For $n=1$, since $a^2+a+1$ must divide $a^3+(a+1)^{3}$, there must exist $b \in \mathbb{N}$ such that $$b(a^2+a+1) = 2a^3+3a^2+3a+1$$ which turns out to be $$b = 2a+1$$ that is $$(2a+1)(a^2+a+1)=2a^3+3a^2+3a+1$$
For $n=2$ $$b(a^2+a+1) = a^4+(a+1)^5$$ $$(a^3+c_1a^2+c_2a+1)(a^2+a+1) = a^5 +6a^4+10a^3+10a^2+5a+1$$ which turns out to be $$b=a^3+5a^2+4a+1$$ that is $$(a^3+5a^2+4a+1)(a^2+a+1)=a^5+6a^4+10a^3+10a^2+5a+1$$ It is clear that this becomes a problem of factoring polynomials generated by $a^{n+2}+(a+1)^{2n+1}$ such that it always has a factor of $a^2+a+1$.
Now, assuming that this is true for $n=k$, that is $$b(a^2+a+1)=a^{k+2}+(a+1)^{2k+1}$$ $$\left(\sum_{p=0}^{2k-1}{c'}_pa^{2k-1-p}\right)(a^2+a+1)=a^{k+2}+(a+1)^{2k+1}$$ where $\sum_{p=0}^{2k-1}{c'}_pa^{2k-1-p}$ is a polynomial of degree 2 less than $(a+1)^{2k+1}$ and ${c'}_p$ are arbitrary (for now) coefficients of the factorization process.
Then, for $n=k+1$ $$\left(\sum_{p=0}^{2k+1}c_pa^{2k+1-p}\right)(a^2+a+1)=a^{k+3}+(a+1)^{2k+3}$$ idealy I would be able to extract a factor of $a^2+a+1$ from the LHS and relate the two polynomials, but I haven't been able to, also I can't see a way to use the assumption of $n=k$ being true to help prove the case for $n=k+1$ since the coefficients ${c'}_p$ and $c_p$ need not be the same.

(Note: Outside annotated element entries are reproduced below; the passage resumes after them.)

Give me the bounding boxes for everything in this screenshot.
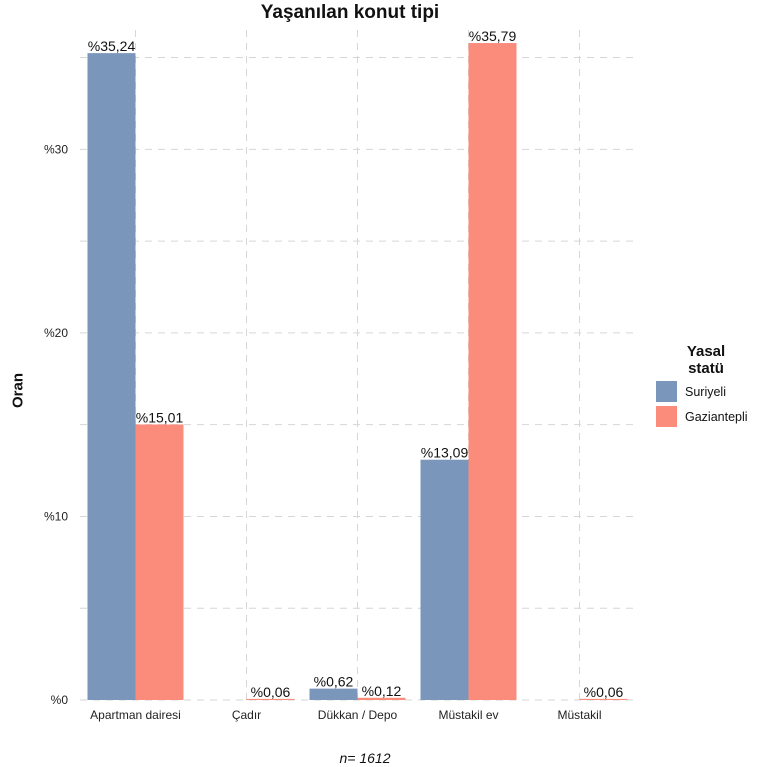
bar-gaziantepli-0 <box>135 424 184 700</box>
y-tick-label: %30 <box>44 142 68 156</box>
data-label: %0,62 <box>314 674 354 690</box>
data-label: %35,79 <box>469 28 517 44</box>
legend-item-suriyeli: Suriyeli <box>656 381 767 402</box>
data-label: %35,24 <box>88 38 136 54</box>
bar-gaziantepli-4 <box>579 698 628 700</box>
x-tick-label: Müstakil <box>557 708 601 722</box>
bar-gaziantepli-1 <box>246 698 295 700</box>
legend-label-gaziantepli: Gaziantepli <box>685 409 748 424</box>
bar-suriyeli-0 <box>87 53 136 700</box>
x-tick-label: Dükkan / Depo <box>318 708 398 722</box>
legend-item-gaziantepli: Gaziantepli <box>656 406 767 427</box>
y-tick-label: %10 <box>44 509 68 523</box>
bar-gaziantepli-3 <box>468 43 517 700</box>
legend-label-suriyeli: Suriyeli <box>685 384 726 399</box>
y-tick-label: %20 <box>44 326 68 340</box>
data-label: %0,12 <box>362 683 402 699</box>
x-tick-label: Çadır <box>232 708 261 722</box>
legend-swatch-suriyeli <box>656 381 677 402</box>
data-label: %0,06 <box>251 684 291 700</box>
data-label: %15,01 <box>136 409 184 425</box>
bar-suriyeli-3 <box>420 459 469 700</box>
y-tick-label: %0 <box>51 693 69 707</box>
data-label: %13,09 <box>421 445 469 461</box>
bar-suriyeli-2 <box>309 688 358 700</box>
x-tick-label: Apartman dairesi <box>90 708 181 722</box>
x-tick-label: Müstakil ev <box>438 708 498 722</box>
sample-size-caption: n= 1612 <box>339 750 391 766</box>
legend: Yasal statü Suriyeli Gaziantepli <box>656 343 767 427</box>
data-label: %0,06 <box>584 684 624 700</box>
legend-title: Yasal statü <box>686 343 726 377</box>
bar-gaziantepli-2 <box>357 697 406 700</box>
legend-swatch-gaziantepli <box>656 406 677 427</box>
chart-title: Yaşanılan konut tipi <box>260 2 440 23</box>
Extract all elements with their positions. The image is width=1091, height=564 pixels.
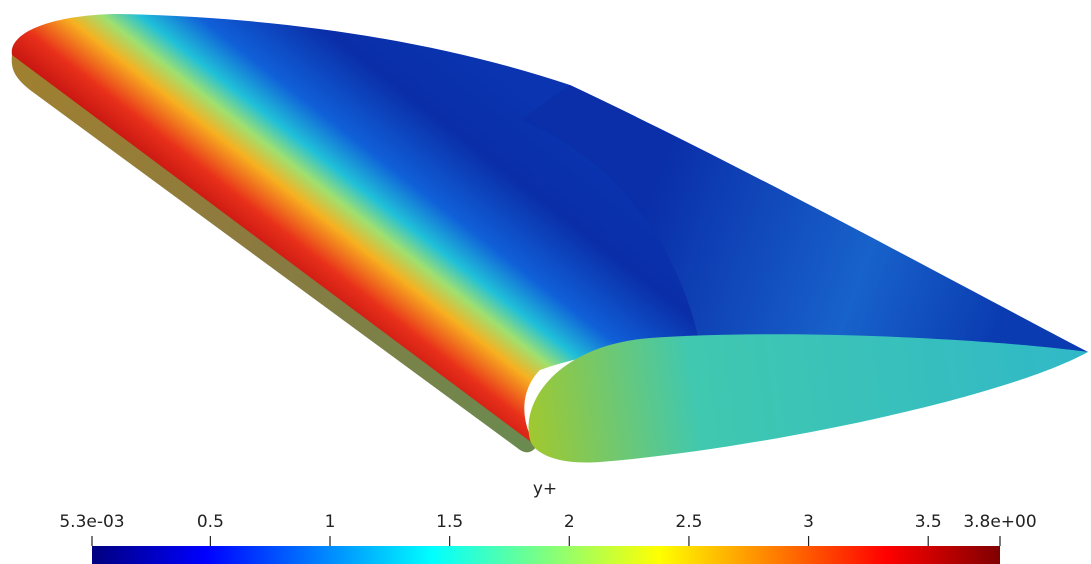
tick-label: 3 bbox=[803, 512, 814, 532]
tick-label: 3.8e+00 bbox=[963, 512, 1036, 532]
tick-label: 2 bbox=[564, 512, 575, 532]
tick-label: 5.3e-03 bbox=[59, 512, 124, 532]
upper-surface-aft bbox=[520, 85, 1088, 352]
tick-label: 1.5 bbox=[436, 512, 463, 532]
tick-label: 2.5 bbox=[675, 512, 702, 532]
wing bbox=[11, 14, 1089, 463]
tick-label: 3.5 bbox=[915, 512, 942, 532]
wing-tip bbox=[528, 334, 1088, 463]
colorbar: y+ 5.3e-03 0.5 1 1.5 2 2.5 3 3.5 3.8e+00 bbox=[59, 479, 1037, 564]
tick-label: 1 bbox=[325, 512, 336, 532]
colorbar-title: y+ bbox=[533, 479, 557, 499]
colorbar-ramp bbox=[92, 546, 1000, 564]
tick-label: 0.5 bbox=[197, 512, 224, 532]
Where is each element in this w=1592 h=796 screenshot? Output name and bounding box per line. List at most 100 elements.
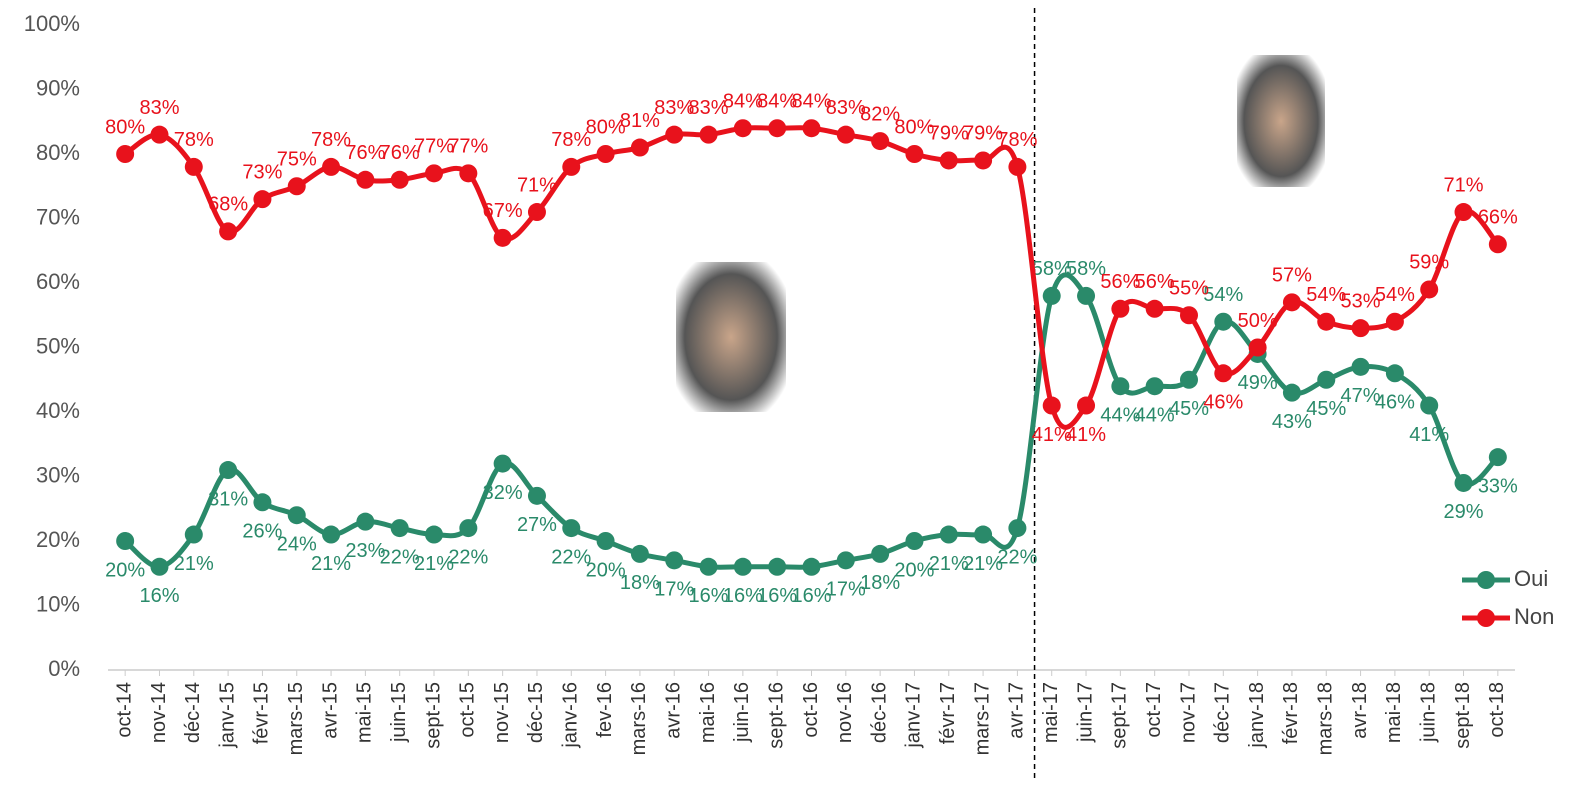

Working on the LHS $$a^2a^{k+1}+\sum_{p=0}^{2k+3}\binom{2k+3}{p}a^{2k+3-p}$$ $$=a^2a^{k+1} + a^2\sum_{p=0}^{2k+1}\binom{2k+3}{p}a^{2k+1-p} + \sum_{p=2k+2}^{2k+3}\binom{2k+3}{p}a^{2k+3-p}$$ adding and subtracting $a^2\sum_{p=0}^{k}a^{2k+1-p}$ and $a^2\sum_{p=k+2}^{2k+1}a^{2k+1-p}$ $$a^2\sum_{p=0}^{2k+1}a^{2k+1-p} - a^2\sum_{p=0}^{2k-1}\left(a^{2k+1-p}+a^{2k-1-p} \right) + a^2\sum_{p=0}^{2k+1}\binom{2k+3}{p}a^{2k+1-p} + \sum_{p=2k+2}^{2k+3}\binom{2k+3}{p}a^{2k+3-p}$$ extracting a factor of $a^2+a+1$ from $\sum_{p=0}^{2k+1}\binom{2k+3}{p}a^{2k+1-p}$ and changing the index of $\sum_{p=2k+2}^{2k+3}\binom{2k+3}{p}a^{2k+3-p}$ by a factor of 2 $$a^2\sum_{p=0}^{2k+1}a^{2k+1-p}-a^2\sum_{p=0}^{2k-1}\left(a^{2k+1-p}+a^{2k-1-p}\right) + \sum_{p=0}^{2k+1}\binom{2k+3}{p}a^{2k+1-p}(a^2+a+1) - \sum_{p=0}^{2k+1}\binom{2k+3}{p}a^{2k+1-p}(a+1)+ \sum_{p=2k}^{2k+1}\binom{2k+1}{p}a^{2k+1-p}$$ however I don't know how to continue from here since this is becoming a mess and I haven't been able to extract a factor of $a^2+a+1$ from all terms. The only thing I tried to accomplish is to have all terms with summation run from $0$ to $2k+1$, but seems to have failed.
Can somebody help me with the following steps of this proof?
Here is a different take based on linear recurrences.
Let $x_n = a^{n+2} +(a+1)^{2n+1} = a^2 a^n + (a+1)((a+1)^2)^n = a^2 A^n + (a+1)B^n$, with $A=a$ and $B=(a+1)^2$. Then, $x_{n+2}=(A+B)x_{n+1}-ABx_n$. The claim follows at once by induction if it holds for $x_0$ and $x_1$, which is simple to check.